On 12 July 1943, Sister Julia was arrested by the Gestapo on a charge of political activity and collaboration with the Polish partisans. She was imprisoned in Vilnius and for almost a year she was kept in an isolation cell. Then she was transported to the disciplinary camp but soon, she was evacuated together with other prisoners to Stutthof concentration camp. She arrived there on 9 July 1944 and was given number 40992. Together with a group of women from the Vilnius intelligence, she was assigned to block no 27 in the “Jewish Camp”. The conditions were indescribable.
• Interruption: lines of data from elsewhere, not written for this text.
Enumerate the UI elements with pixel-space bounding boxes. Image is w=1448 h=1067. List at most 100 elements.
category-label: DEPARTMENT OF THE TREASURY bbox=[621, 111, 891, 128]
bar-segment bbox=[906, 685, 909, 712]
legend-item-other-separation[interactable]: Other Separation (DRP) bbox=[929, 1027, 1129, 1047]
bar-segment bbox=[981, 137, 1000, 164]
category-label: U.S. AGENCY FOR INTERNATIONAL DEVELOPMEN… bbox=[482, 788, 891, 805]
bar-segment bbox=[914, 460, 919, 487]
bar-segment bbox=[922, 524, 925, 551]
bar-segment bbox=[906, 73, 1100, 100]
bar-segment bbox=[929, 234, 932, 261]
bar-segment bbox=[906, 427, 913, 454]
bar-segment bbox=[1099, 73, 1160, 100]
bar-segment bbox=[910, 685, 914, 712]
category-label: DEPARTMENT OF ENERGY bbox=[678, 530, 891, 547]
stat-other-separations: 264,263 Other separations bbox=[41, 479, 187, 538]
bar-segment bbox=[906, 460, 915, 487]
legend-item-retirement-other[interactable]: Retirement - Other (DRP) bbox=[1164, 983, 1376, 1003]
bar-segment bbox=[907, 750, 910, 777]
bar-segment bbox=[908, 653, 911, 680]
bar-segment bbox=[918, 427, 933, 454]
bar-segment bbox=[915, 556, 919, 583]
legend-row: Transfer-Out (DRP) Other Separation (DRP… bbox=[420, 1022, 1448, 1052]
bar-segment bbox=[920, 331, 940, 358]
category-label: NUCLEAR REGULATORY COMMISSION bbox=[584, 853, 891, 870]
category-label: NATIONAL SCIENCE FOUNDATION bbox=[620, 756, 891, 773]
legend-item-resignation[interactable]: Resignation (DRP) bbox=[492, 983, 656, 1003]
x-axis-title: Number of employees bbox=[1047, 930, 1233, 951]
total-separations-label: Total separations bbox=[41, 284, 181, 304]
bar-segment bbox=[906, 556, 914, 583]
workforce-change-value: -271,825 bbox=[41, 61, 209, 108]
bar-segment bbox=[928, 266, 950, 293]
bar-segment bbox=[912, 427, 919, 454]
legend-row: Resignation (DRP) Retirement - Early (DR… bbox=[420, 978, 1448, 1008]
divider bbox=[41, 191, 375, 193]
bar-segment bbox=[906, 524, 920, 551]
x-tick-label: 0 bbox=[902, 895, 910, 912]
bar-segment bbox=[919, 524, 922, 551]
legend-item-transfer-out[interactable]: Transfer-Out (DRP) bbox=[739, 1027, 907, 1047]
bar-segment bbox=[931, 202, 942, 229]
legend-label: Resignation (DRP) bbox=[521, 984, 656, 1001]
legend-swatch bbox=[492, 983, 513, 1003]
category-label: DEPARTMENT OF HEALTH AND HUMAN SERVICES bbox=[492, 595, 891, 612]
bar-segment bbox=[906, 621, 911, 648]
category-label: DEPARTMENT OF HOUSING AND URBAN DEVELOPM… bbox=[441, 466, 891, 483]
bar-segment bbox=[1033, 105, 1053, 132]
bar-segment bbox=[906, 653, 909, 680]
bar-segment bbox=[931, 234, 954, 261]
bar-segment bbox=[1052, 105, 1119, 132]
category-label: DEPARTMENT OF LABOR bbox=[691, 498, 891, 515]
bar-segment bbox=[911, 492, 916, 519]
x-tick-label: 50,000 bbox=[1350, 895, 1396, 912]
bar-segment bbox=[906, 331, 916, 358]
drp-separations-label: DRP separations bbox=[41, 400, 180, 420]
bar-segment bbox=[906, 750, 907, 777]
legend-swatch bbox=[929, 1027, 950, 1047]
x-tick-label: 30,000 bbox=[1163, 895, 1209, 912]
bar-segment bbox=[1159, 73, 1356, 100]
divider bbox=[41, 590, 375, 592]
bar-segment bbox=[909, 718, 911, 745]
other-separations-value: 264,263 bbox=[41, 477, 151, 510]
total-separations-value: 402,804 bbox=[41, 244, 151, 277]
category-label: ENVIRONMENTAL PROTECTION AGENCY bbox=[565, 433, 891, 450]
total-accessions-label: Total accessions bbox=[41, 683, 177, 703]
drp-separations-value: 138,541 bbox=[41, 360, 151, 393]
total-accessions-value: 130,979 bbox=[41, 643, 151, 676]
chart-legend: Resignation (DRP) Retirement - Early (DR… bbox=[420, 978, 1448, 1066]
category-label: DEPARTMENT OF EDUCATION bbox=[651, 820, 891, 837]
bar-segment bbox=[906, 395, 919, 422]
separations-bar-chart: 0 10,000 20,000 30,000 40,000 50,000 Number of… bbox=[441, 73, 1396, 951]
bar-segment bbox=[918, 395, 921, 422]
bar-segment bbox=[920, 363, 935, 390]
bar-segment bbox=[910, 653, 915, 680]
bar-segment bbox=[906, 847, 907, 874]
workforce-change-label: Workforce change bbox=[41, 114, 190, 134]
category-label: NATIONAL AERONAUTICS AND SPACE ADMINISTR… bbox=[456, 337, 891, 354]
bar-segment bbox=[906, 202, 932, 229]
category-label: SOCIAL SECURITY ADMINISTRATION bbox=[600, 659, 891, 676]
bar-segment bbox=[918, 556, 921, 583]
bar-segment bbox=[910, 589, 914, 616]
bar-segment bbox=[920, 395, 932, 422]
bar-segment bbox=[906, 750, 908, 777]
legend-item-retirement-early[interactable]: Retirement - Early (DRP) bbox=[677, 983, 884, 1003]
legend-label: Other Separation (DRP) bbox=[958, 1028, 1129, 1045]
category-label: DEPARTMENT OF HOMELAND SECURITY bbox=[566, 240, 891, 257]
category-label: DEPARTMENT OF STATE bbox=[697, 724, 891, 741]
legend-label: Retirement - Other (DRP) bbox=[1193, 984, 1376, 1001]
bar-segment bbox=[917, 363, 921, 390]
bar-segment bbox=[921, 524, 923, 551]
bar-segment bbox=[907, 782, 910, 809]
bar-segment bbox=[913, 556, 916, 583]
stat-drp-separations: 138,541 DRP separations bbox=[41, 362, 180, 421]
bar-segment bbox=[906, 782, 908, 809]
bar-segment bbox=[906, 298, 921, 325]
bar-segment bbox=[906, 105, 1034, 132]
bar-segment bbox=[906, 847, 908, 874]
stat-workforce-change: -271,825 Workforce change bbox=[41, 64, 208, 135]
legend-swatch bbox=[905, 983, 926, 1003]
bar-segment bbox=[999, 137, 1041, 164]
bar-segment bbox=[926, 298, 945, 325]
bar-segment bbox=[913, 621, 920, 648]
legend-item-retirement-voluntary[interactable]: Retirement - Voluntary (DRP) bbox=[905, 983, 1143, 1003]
Filth, vermin, overcrowding in the barracks (three or four women slept on one bed on a three-storey bunk bed), low-calorie food rations given out in extreme conditions, unbearable physical work, limited access to water, lack of hygienic products, necessity to satisfy one’s bodily needs in public – these are only some of the elements of the indirect extermination used in the camp. An additional torment, was the inhumane treatment carried out by the prisoners who were assigned as ‘wardens’ – mainly German criminals and SS men.
In these conditions sister Julia did not lose her hope for survival. She shared her hope and spiritual strength with other prisoners. In the camp it had a special meaning because the inhumane treatment distorted the prisoners’ minds and changed the moral norms of many of them. In the barrack, where mostly Jews lived, Sister Julia organised and led the prayers. She also constantly reminded the prisoners about the religious values. Religious observances were strictly prohibited and punished in the camp. Therefore this was one of the forms of moral resistance of the prisoners to what was happening in the camp. Sister Julia was never guided by nationality or religion in her way of helping others. She was kind to all the needful. She was known as the one who consoled and encouraged all the adrift and miserable. She knew that one prisoners, whose wife was living in the “Jewish Camp”, was about to commit suicide. She sent him notes until he assured her that he wouldn’t take his life. According to the testimony of this prisoner, he survived the camp thanks to Sister Julia, who awaken his hope for survival and overcame the fear of the life in the camp.
In November 1944 a typhus epidemic devastated the camp. The illness spread mainly among the prisoners in the Jewish part of the camp. The authorities of KL Stutthof isolated the “Jewish Camp” from the rest of the compound and left the women without any help. Risking her own life, Sister Julia Rodzińska undertook the task of helping the Jews from block XXX, who were dying alone. When the majority avoided this “death block” fearing the infection, Sister Julia took a decision that meant the acceptance of death among those who she helped. She organised water to drink, dressings and medicines that where available in the camp. She served the needful even when she got infected with typhus and was suffering from serious illness.
The Dominican Sister, Julia Rodzińska, died on 20 February 1945 in block no 27. Her body was burnt on a pyre. An amazing testimony about the heroic conduct and the martyr’s death of Sr Julia has been written and declared by Eva Hoff, a prisoner of KL Stutthof, a German Jewess, who survived the marine evacuation and after the war settled in Sweden. There, she gave an oral and written account of the life and the circumstances of the death of Sr Julia in KL Stutthof. The account has been confirmed by other prisoners of KL Stutthof and Father Franciszek Grucza who heard Sr Julia’s confessions and gave her Communion.
On the 13 June 1999, during his pilgrimage to Poland, the Holy Father John Paul II beatified 108 martyrs of World War II. Sister Julia Rodzińska, the Dominican nun, was among them.
On 12 June 2006 the Primary School in Nawojowa has been named after blessed Sister Julia Rodzińska.